While fragile, intangible cultural heritage is an important factor in maintaining cultural diversity in the face of growing globalisation. An understanding of the intangible cultural heritage of different communities helps with intercultural dialogue, and encourages mutual respect for other ways of life. We cannot gain a complete vision of the region, without a good knowledge of its intangible heritage. Yet, Bulgarians and Albanians, in this globalized world, have managed to preserve many characteristics that unite them. Both Bulgarians and Albanians have been able to maintain hospitality as a feature of intangible wealth. What we need to do is start thinking as a region more than as single countries and work more on what unites us. We must take advantage of all regional platforms to promote our culture and history. The South-East European Experts Network on Intangible Cultural Heritage, established in 2007 by UNESCO, is a good platform aiming at safeguarding of the intangible cultural heritage in the region. Both Albania and Bulgaria are part of it.
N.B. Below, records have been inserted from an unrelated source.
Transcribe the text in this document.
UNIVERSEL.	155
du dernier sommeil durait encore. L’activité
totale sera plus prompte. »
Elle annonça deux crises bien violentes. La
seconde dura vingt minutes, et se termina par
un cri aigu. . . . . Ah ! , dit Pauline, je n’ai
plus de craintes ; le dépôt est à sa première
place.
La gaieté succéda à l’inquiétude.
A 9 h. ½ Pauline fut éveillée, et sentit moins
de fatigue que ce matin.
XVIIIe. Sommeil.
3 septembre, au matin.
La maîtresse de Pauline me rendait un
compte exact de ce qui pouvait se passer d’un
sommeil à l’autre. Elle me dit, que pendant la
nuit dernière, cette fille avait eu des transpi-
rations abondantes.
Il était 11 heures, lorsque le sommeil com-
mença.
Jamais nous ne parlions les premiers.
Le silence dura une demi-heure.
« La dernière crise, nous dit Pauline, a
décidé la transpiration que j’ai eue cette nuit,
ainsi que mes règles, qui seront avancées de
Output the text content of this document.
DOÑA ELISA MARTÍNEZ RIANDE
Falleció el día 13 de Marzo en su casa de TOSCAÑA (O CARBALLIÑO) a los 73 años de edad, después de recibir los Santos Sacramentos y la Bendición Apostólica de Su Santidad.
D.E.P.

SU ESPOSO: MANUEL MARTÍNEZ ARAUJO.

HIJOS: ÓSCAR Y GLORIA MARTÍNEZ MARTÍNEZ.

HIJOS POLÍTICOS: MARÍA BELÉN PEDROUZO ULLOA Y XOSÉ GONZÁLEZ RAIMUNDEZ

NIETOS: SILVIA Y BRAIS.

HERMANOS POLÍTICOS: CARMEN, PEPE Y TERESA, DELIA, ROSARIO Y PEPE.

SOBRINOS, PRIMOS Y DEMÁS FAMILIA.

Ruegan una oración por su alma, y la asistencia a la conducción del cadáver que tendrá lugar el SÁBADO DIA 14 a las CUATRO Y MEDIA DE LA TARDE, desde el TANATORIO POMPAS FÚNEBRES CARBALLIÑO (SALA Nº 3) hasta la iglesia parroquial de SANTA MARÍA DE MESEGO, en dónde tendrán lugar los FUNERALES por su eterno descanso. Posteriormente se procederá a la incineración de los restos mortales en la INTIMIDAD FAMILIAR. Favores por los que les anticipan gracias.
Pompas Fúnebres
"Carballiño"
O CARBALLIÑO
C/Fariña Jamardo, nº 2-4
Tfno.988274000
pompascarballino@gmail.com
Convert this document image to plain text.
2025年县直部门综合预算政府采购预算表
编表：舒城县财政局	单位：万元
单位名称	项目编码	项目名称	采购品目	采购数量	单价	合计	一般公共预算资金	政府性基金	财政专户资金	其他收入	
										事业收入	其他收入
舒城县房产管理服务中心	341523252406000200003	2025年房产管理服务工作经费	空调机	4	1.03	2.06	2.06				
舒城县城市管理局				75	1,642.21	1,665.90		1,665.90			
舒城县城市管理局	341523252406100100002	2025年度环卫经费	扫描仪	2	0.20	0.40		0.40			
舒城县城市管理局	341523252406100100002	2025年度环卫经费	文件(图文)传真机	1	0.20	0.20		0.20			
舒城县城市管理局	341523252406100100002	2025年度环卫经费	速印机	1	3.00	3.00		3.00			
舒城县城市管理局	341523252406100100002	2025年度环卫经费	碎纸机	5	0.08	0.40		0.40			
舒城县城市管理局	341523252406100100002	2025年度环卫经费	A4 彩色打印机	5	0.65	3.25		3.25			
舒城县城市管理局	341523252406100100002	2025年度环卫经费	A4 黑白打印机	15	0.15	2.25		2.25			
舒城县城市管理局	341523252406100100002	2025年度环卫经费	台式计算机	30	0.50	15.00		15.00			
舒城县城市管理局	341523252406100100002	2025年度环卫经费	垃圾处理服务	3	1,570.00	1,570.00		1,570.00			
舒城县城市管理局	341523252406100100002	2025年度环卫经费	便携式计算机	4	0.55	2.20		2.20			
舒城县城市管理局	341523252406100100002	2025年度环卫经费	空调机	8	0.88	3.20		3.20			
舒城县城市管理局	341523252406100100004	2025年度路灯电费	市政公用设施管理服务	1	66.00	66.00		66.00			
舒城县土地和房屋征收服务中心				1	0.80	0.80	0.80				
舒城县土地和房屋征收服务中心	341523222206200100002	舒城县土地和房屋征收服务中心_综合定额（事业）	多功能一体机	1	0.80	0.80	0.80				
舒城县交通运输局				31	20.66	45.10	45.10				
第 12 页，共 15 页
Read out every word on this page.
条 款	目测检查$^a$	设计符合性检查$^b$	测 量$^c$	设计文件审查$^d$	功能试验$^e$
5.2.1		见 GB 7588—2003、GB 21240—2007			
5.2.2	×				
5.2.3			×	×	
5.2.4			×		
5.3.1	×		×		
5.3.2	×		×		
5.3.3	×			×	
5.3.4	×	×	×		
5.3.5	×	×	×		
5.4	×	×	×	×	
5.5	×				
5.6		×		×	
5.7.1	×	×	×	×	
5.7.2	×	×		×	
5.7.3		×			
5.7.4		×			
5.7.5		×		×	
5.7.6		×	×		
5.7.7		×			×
Countries in the region should raise awareness of the value and the function of intangible heritage in their territories and undertake numerous activities addressing that heritage. Engagement, sustainability, protection and innovation should be in the core of these initiatives, which should involve civil society, policy makers, heritage and cultural heritage professionals, local tourist organizations, and above all young generation. We ought to create mechanisms to better involve communities in the safeguarding process; improving and expanding upon the limited national inventory; and strengthening the transmission of living heritage-related knowledge and skills in our region.
The Albanian National Committee for Intangible Heritage decided to expand the national list of intangible cultural heritage with the following living heritage elements:
Typical mountain dance to the rhythms of the ‘tupan’ from Tropoja (“Kcimi i bjeshkës me tupan i Tropojës”). The ancient ritual of transhumance (seasonal migration of livestock);
Xhubleta, as a unique skill and know-how craft and modes of use.
The Epics of Heroes (Këngët e Kreshnikëve) sung accompanied by lahuta.
All these elements of intangible cultural heritage deserve to be inscribed as World Heritage Values.